An optimistic research firm foresees a boom in next-generation voice equipment and optical hardware, but cautions that it will take time for the noise to be heard.
Infonetics Research out of San Jose, Calif. said worldwide revenues for next generation voice products – softswitches, for example – counted for US$1.23 billion in 2001. The number represents a 100 per cent increase over global next-gen voice equipment revenue in 2000.
However, revenues are expected to grow at a sedated pace this year. Infonetics figures 2002 will see a 14 per cent improvement over 2001.
“The market is still young,” said Kevin Mitchell, a directing analyst with the research firm. “It’s still growing at a good clip, but the real growth is still ahead.”
The analyst said large telcos like Bell Canada, Telus and other “Tier One” service providers have been slow to adopt next-gen equipment.
“The big spenders of the world…haven’t really jumped on board next-gen voice yet.” But when they do, “that’s really going to kick it into gear.”
Mitchell said that carriers eye the equipment because it offers converged network technology and a migration path towards richer services, for which they can charge premium prices.
John Campbell, director of service development at Bell Canada, agreed with Infonetics’ take on the situation.

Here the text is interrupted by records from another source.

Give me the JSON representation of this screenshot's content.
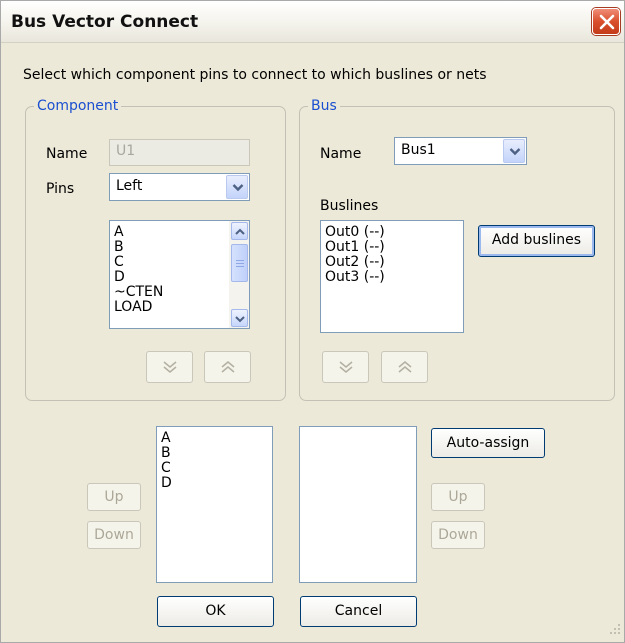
{
  "window": {
    "title": "Bus Vector Connect"
  },
  "instructions": "Select which component pins to connect to which buslines or nets",
  "component": {
    "legend": "Component",
    "name_label": "Name",
    "name_value": "U1",
    "pins_label": "Pins",
    "pins_value": "Left",
    "pin_list": [
      "A",
      "B",
      "C",
      "D",
      "~CTEN",
      "LOAD"
    ]
  },
  "bus": {
    "legend": "Bus",
    "name_label": "Name",
    "name_value": "Bus1",
    "buslines_label": "Buslines",
    "busline_list": [
      "Out0 (--)",
      "Out1 (--)",
      "Out2 (--)",
      "Out3 (--)"
    ],
    "add_buslines_label": "Add buslines"
  },
  "assignments": {
    "selected_pins": [
      "A",
      "B",
      "C",
      "D"
    ],
    "selected_buslines": [],
    "left_up_label": "Up",
    "left_down_label": "Down",
    "auto_assign_label": "Auto-assign",
    "right_up_label": "Up",
    "right_down_label": "Down"
  },
  "footer": {
    "ok_label": "OK",
    "cancel_label": "Cancel"
  }
}
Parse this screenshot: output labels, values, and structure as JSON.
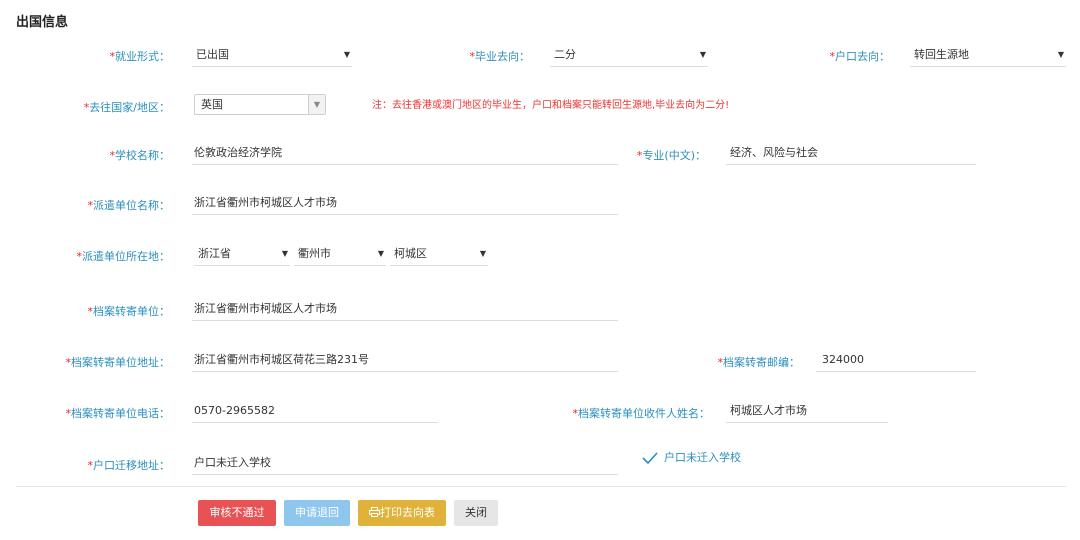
{
  "section_title": "出国信息",
  "fields": {
    "employment_form": {
      "label": "*就业形式：",
      "value": "已出国"
    },
    "graduation_destination": {
      "label": "*毕业去向：",
      "value": "二分"
    },
    "hukou_destination": {
      "label": "*户口去向：",
      "value": "转回生源地"
    },
    "country": {
      "label": "*去往国家/地区：",
      "value": "英国"
    },
    "notice": "注：去往香港或澳门地区的毕业生，户口和档案只能转回生源地,毕业去向为二分!",
    "school_name": {
      "label": "*学校名称：",
      "value": "伦敦政治经济学院"
    },
    "major": {
      "label": "*专业(中文)：",
      "value": "经济、风险与社会"
    },
    "dispatch_unit_name": {
      "label": "*派遣单位名称：",
      "value": "浙江省衢州市柯城区人才市场"
    },
    "dispatch_unit_location": {
      "label": "*派遣单位所在地：",
      "province": "浙江省",
      "city": "衢州市",
      "district": "柯城区"
    },
    "archive_unit": {
      "label": "*档案转寄单位：",
      "value": "浙江省衢州市柯城区人才市场"
    },
    "archive_address": {
      "label": "*档案转寄单位地址：",
      "value": "浙江省衢州市柯城区荷花三路231号"
    },
    "archive_postcode": {
      "label": "*档案转寄邮编：",
      "value": "324000"
    },
    "archive_phone": {
      "label": "*档案转寄单位电话：",
      "value": "0570-2965582"
    },
    "archive_recipient": {
      "label": "*档案转寄单位收件人姓名：",
      "value": "柯城区人才市场"
    },
    "hukou_address": {
      "label": "*户口迁移地址：",
      "value": "户口未迁入学校"
    },
    "hukou_not_moved": {
      "label": "户口未迁入学校"
    }
  },
  "buttons": {
    "reject": "审核不通过",
    "return": "申请退回",
    "print": "打印去向表",
    "close": "关闭"
  },
  "colors": {
    "label": "#2a8fbd",
    "notice": "#e33333",
    "reject_btn": "#e85254",
    "return_btn": "#8fc6ee",
    "print_btn": "#e0b23a",
    "close_btn": "#e6e6e6"
  }
}
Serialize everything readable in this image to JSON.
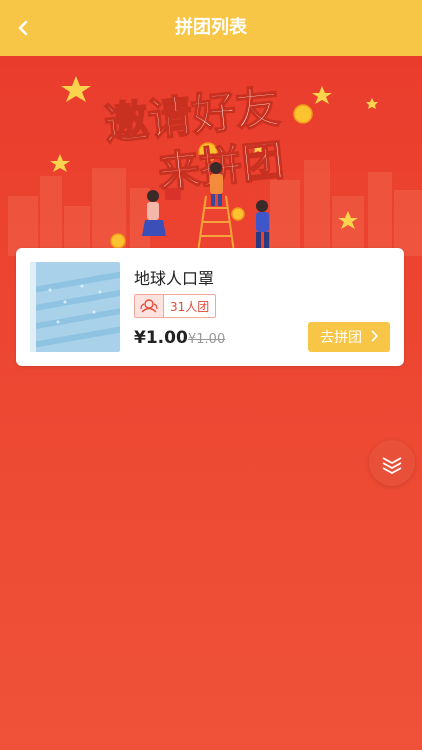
{
  "header": {
    "title": "拼团列表",
    "back_icon": "chevron-left-icon"
  },
  "banner": {
    "line1": "邀请好友",
    "line2": "来拼团"
  },
  "items": [
    {
      "name": "地球人口罩",
      "tag": "31人团",
      "price": "¥1.00",
      "original_price": "¥1.00",
      "button_label": "去拼团",
      "button_icon": "chevron-right-icon"
    }
  ],
  "float_button": {
    "icon": "layers-icon"
  },
  "colors": {
    "header": "#f8c646",
    "background": "#ec4430",
    "accent": "#e44a3a",
    "button": "#f8c646"
  }
}
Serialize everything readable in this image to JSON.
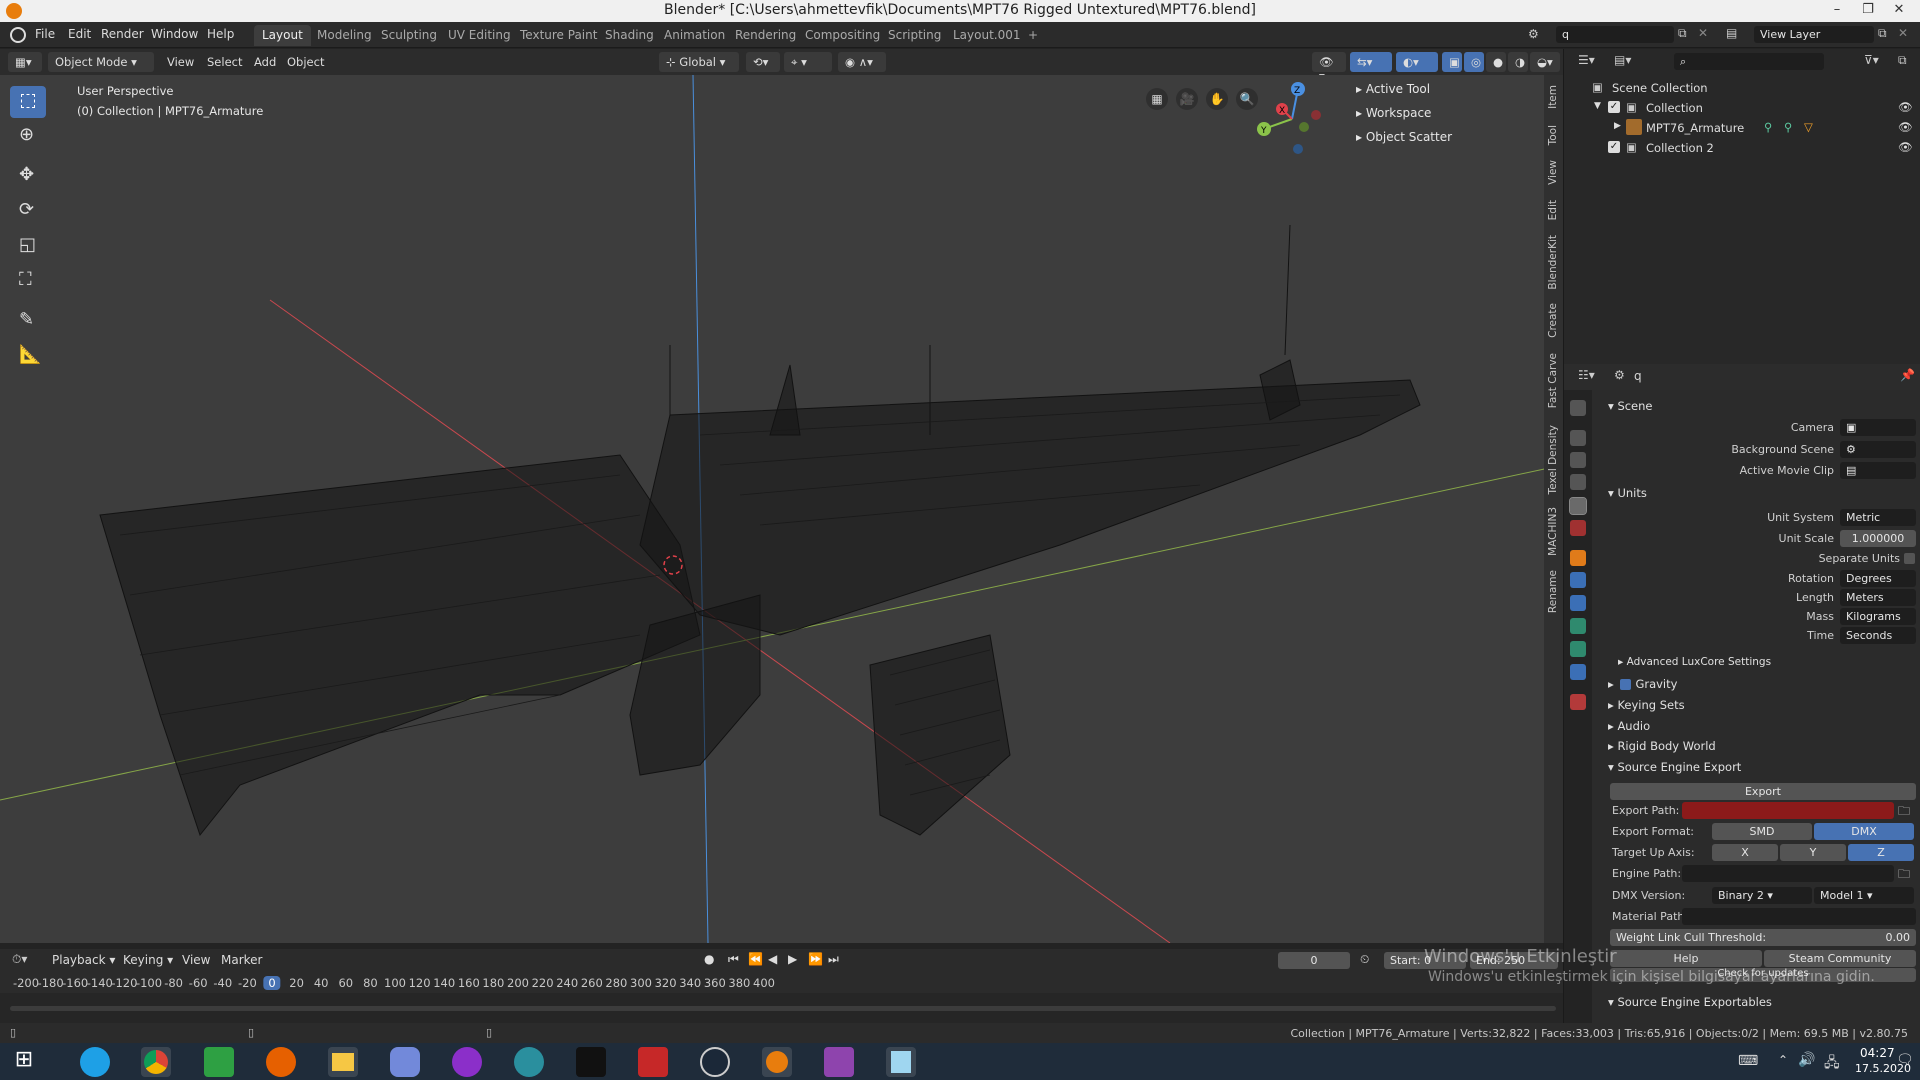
{
  "window": {
    "title": "Blender* [C:\\Users\\ahmettevfik\\Documents\\MPT76 Rigged Untextured\\MPT76.blend]",
    "controls": [
      "–",
      "❐",
      "✕"
    ]
  },
  "menu": [
    "File",
    "Edit",
    "Render",
    "Window",
    "Help"
  ],
  "workspaces": {
    "tabs": [
      "Layout",
      "Modeling",
      "Sculpting",
      "UV Editing",
      "Texture Paint",
      "Shading",
      "Animation",
      "Rendering",
      "Compositing",
      "Scripting",
      "Layout.001",
      "+"
    ],
    "active": "Layout"
  },
  "topbar_right": {
    "scene_field": "q",
    "view_layer": "View Layer"
  },
  "viewport_header": {
    "mode": "Object Mode",
    "menus": [
      "View",
      "Select",
      "Add",
      "Object"
    ],
    "orientation": "Global"
  },
  "viewport": {
    "perspective": "User Perspective",
    "collection_info": "(0) Collection | MPT76_Armature",
    "npanel": [
      "Active Tool",
      "Workspace",
      "Object Scatter"
    ],
    "side_tabs": [
      "Item",
      "Tool",
      "View",
      "Edit",
      "BlenderKit",
      "Create",
      "Fast Carve",
      "Texel Density",
      "MACHIN3",
      "Rename"
    ],
    "gizmo": {
      "x": "X",
      "y": "Y",
      "z": "Z"
    },
    "colors": {
      "x_axis": "#e0414a",
      "y_axis": "#8bc34a",
      "z_axis": "#4a90e2",
      "wire": "#111111",
      "bg": "#3d3d3d"
    }
  },
  "tools": [
    "select-box",
    "cursor",
    "move",
    "rotate",
    "scale",
    "transform",
    "annotate",
    "measure"
  ],
  "outliner": {
    "search": "",
    "root": "Scene Collection",
    "rows": [
      {
        "label": "Collection",
        "depth": 1
      },
      {
        "label": "MPT76_Armature",
        "depth": 2
      },
      {
        "label": "Collection 2",
        "depth": 1
      }
    ]
  },
  "properties": {
    "search": "q",
    "scene_section": "Scene",
    "camera_label": "Camera",
    "background_scene_label": "Background Scene",
    "active_movie_clip_label": "Active Movie Clip",
    "units_section": "Units",
    "unit_system_label": "Unit System",
    "unit_system": "Metric",
    "unit_scale_label": "Unit Scale",
    "unit_scale": "1.000000",
    "separate_units": "Separate Units",
    "rotation_label": "Rotation",
    "rotation": "Degrees",
    "length_label": "Length",
    "length": "Meters",
    "mass_label": "Mass",
    "mass": "Kilograms",
    "time_label": "Time",
    "time": "Seconds",
    "advanced": "Advanced LuxCore Settings",
    "gravity": "Gravity",
    "keying_sets": "Keying Sets",
    "audio": "Audio",
    "rigid_body_world": "Rigid Body World",
    "source_engine_export": "Source Engine Export",
    "export_button": "Export",
    "export_path_label": "Export Path:",
    "export_format_label": "Export Format:",
    "format_smd": "SMD",
    "format_dmx": "DMX",
    "target_up_label": "Target Up Axis:",
    "axis_x": "X",
    "axis_y": "Y",
    "axis_z": "Z",
    "engine_path_label": "Engine Path:",
    "dmx_version_label": "DMX Version:",
    "dmx_version": "Binary 2",
    "dmx_model": "Model 1",
    "material_path_label": "Material Path:",
    "weight_link_label": "Weight Link Cull Threshold:",
    "weight_link_value": "0.00",
    "help_button": "Help",
    "steam_button": "Steam Community",
    "check_updates": "Check for updates",
    "exportables": "Source Engine Exportables",
    "colors": {
      "export_path": "#8c1a1a",
      "selected": "#4772b3"
    }
  },
  "timeline": {
    "menus": [
      "Playback",
      "Keying",
      "View",
      "Marker"
    ],
    "current_frame": "0",
    "start_label": "Start:",
    "start": "0",
    "end_label": "End:",
    "end": "250",
    "ruler": [
      "-200",
      "-180",
      "-160",
      "-140",
      "-120",
      "-100",
      "-80",
      "-60",
      "-40",
      "-20",
      "0",
      "20",
      "40",
      "60",
      "80",
      "100",
      "120",
      "140",
      "160",
      "180",
      "200",
      "220",
      "240",
      "260",
      "280",
      "300",
      "320",
      "340",
      "360",
      "380",
      "400"
    ]
  },
  "status": {
    "text": "Collection | MPT76_Armature | Verts:32,822 | Faces:33,003 | Tris:65,916 | Objects:0/2 | Mem: 69.5 MB | v2.80.75"
  },
  "watermark": {
    "line1": "Windows'u Etkinleştir",
    "line2": "Windows'u etkinleştirmek için kişisel bilgisayar ayarlarına gidin."
  },
  "taskbar": {
    "icons": [
      "start-icon",
      "ie-icon",
      "chrome-icon",
      "store-icon",
      "firefox-icon",
      "explorer-icon",
      "discord-icon",
      "audio-icon",
      "app-icon",
      "acrobat-icon",
      "substance-icon",
      "steam-icon",
      "blender-icon",
      "winrar-icon",
      "notepad-icon"
    ],
    "time": "04:27",
    "date": "17.5.2020"
  }
}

When it comes to next-gen voice equipment, “I think our investment is going up, but it’s still really small,” he said. “I think some of the folks that really invested in it big time were some of the next-generation carriers and data CLECs (competitive local exchange carriers), and of course they’re in real financial trouble, particularly in the U.S.”
A number of Canadian CLECs also fell by the wayside after gaining momentum in 1999 and 2000. Campbell attributes the 100 per cent jump in revenues between 2000 and 2001 to those newcomers. As well, he figures their demise accounts for the more modest growth that Infonetics notes for 2002.
Bell is going deliberately slow on next-gen equipment, waiting for corporate-class customers to come on board before pushing next-gen services.
The technology “isn’t quite ready for the big time,” Campbell said.
“The applications are there, but they’re being custom-built, more or less. It’s not like there’s a long laundry list of pre-integrated applications that major customers can just pick up and make use of. Everybody talks about having the capabilities, but there is an awful lot of custom integration to make it work.”
As for the global optical gear market, Michael Howard, Infonetics’ co-founder, said the segment offers good news and bad: the bad is that the market is in a slump. Howard said revenues were down between Q3 and Q4 2001 by 11 per cent as customers quit building their networks and, if they weren’t filing for bankruptcy, focused on service delivery.
“Over the last two years many of the carriers [were]…in trouble or have dramatically reduced their capital expenditures. We had hyper-inflated spending in optical gear, mostly in the long haul. The bubble burst.”
The good news, Infonetics says, is that “intelligent” optical hardware, such as synchronous digital hierarchy (SDH) and synchronous optical network (SONET) gear that is star- and mesh-configurable, is on the rise. Revenues from equipment in this sub-category – just right for carrying data as well as voice traffic – grew 67 per cent from 2000 to 2001.
“Many carriers said this year or last that there is more data traffic running on their networks than voice traffic,” Howard said. “The carrier networks have to accommodate that.”
Spokespeople from Nortel Networks Ltd. in Brampton, Ont. said in a statement to Network World Canada that the company sees “the ongoing importance of intelligence in the evolving optical networks,” but added that the growth will be tempered. “We are talking about evolution rather than revolution.”
Infonetics says intelligent optical gear will count for “nearly all” of the segment’s revenues by 2005.